Some specific suggestions:

  • Run your program with the "Verify Correctness" mode selected on the form when you are writing your code. This will give you a way to check whether your program seems to be working for various array sizes.
  • When you do find that your program is not working correctly, begin the detective work to discover why. Use the VB debugger to monitor your program as it runs. Try to run your program on some relatively small arrays (try 10 items or 40 items), and then try the sort on paper with the same array values and see if your code behaves the same way you think it does.
  • Use the "Fix Random Seed" option to run on the same data over and over when debugging
  • Use the graphics animation as a tool if that helps you.
    • An Example: Just to make sure that we both understand the method description, let's look at how the sort proceeds for a very specific example. If we run the program using the "Fix Random Seed" option, setting the seed equal to 1, we get an initial array of the following values (rounded):

    A(1) A(2) A(3) A(4) A(5) A(6) A(7) A(8) A(9) A(10)
    0.334 0.068 0.594 0.766 0.189 0.537 0.327 0.394 0.073 0.832

    Shellsort first attempts to 4-sort the file. During the first pass of the 4-sort, it exchanges the pairs, A(1):A(5) then A(3):A(7) then A(4):A(8) then A(5):A(9).

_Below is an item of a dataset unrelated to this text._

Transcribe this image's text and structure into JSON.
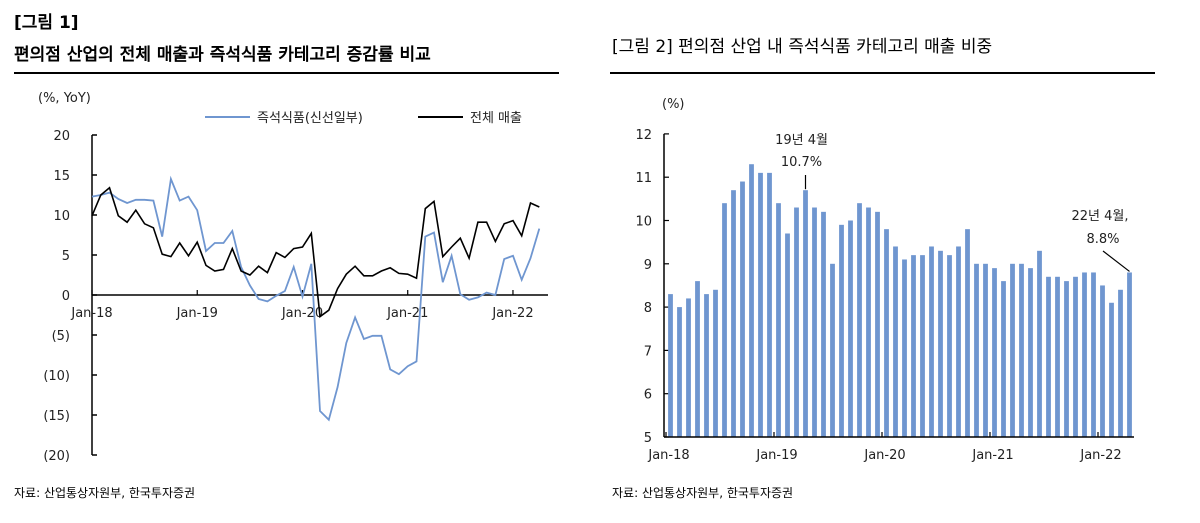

Since exchanges took place, it makes a second pass while 4-sorting, causing the exchanges A(1):A(5) but no others. This necessitates a third pass during which no exchanges end up taking place and thus the file is correctly 4-sorted at this point. The 4-sort is animated as follows:

    A(1) A(2) A(3) A(4) A(5) A(6) A(7) A(8) A(9) A(10)
    0.334 0.068 0.594 0.766 0.189 0.537 0.327 0.394 0.073 0.832
    0.189 0.068 0.594 0.766 0.334 0.537 0.327 0.394 0.073 0.832
    0.189 0.068 0.327 0.766 0.334 0.537 0.594 0.394 0.073 0.832
    0.189 0.068 0.327 0.394 0.334 0.537 0.594 0.766 0.073 0.832
    0.189 0.068 0.327 0.394 0.073 0.537 0.594 0.766 0.334 0.832
    0.073 0.068 0.327 0.394 0.189 0.537 0.594 0.766 0.334 0.832

    After this point, the overall shellsort algorithm now calls for a 1-sort which causes swaps A(1):A(2), A(4):A(5), A(8):A(9) during the first pass; A(3):A(4) and A(7):A(8) during the second pass; A(6):A(7) during the third pass; A(5):A(6) during the fourth pass; and no exchanges during the fifth pass, thereby ending the 1-sort.

    A(1) A(2) A(3) A(4) A(5) A(6) A(7) A(8) A(9) A(10)
    0.073 0.068 0.327 0.394 0.189 0.537 0.594 0.766 0.334 0.832
    0.068 0.073 0.327 0.394 0.189 0.537 0.594 0.766 0.334 0.832
    0.068 0.073 0.327 0.189 0.394 0.537 0.594 0.766 0.334 0.832
    0.068 0.073 0.327 0.189 0.394 0.537 0.594 0.334 0.766 0.832
    0.068 0.073 0.189 0.327 0.394 0.537 0.594 0.334 0.766 0.832
    0.068 0.073 0.189 0.327 0.394 0.537 0.334 0.594 0.766 0.832
    0.068 0.073 0.189 0.327 0.394 0.334 0.537 0.594 0.766 0.832
    0.068 0.073 0.189 0.327 0.334 0.394 0.537 0.594 0.766 0.832

    Extra Credit (1 point): During an h-sort, notice that each pass moves from the left to the right. It turns out that you can speed up the performance further by alternating the direction between each pass. That is, have the first pass go from left to right, but then the second pass going from right to left. Continue alternating throughout each h-sort.

    If you do the extra credit, please report timing for three sets of experiments: mergesort, the original shellsort, and this modified shellsort.


    To submit your homework you should,
  • Print out your project as follows. Click "File". Click "Print". In the Range box, select "Current project". In the Print What box, click only on "Code".
  • Save all relevant files to a floppy disk
  • Create a table of timing results as discussed above
  • Place the printouts, the table of results, and the floppy disk inside a large manilla envelope. Please make sure that your name appears on the envelope as well as the disk and the printouts.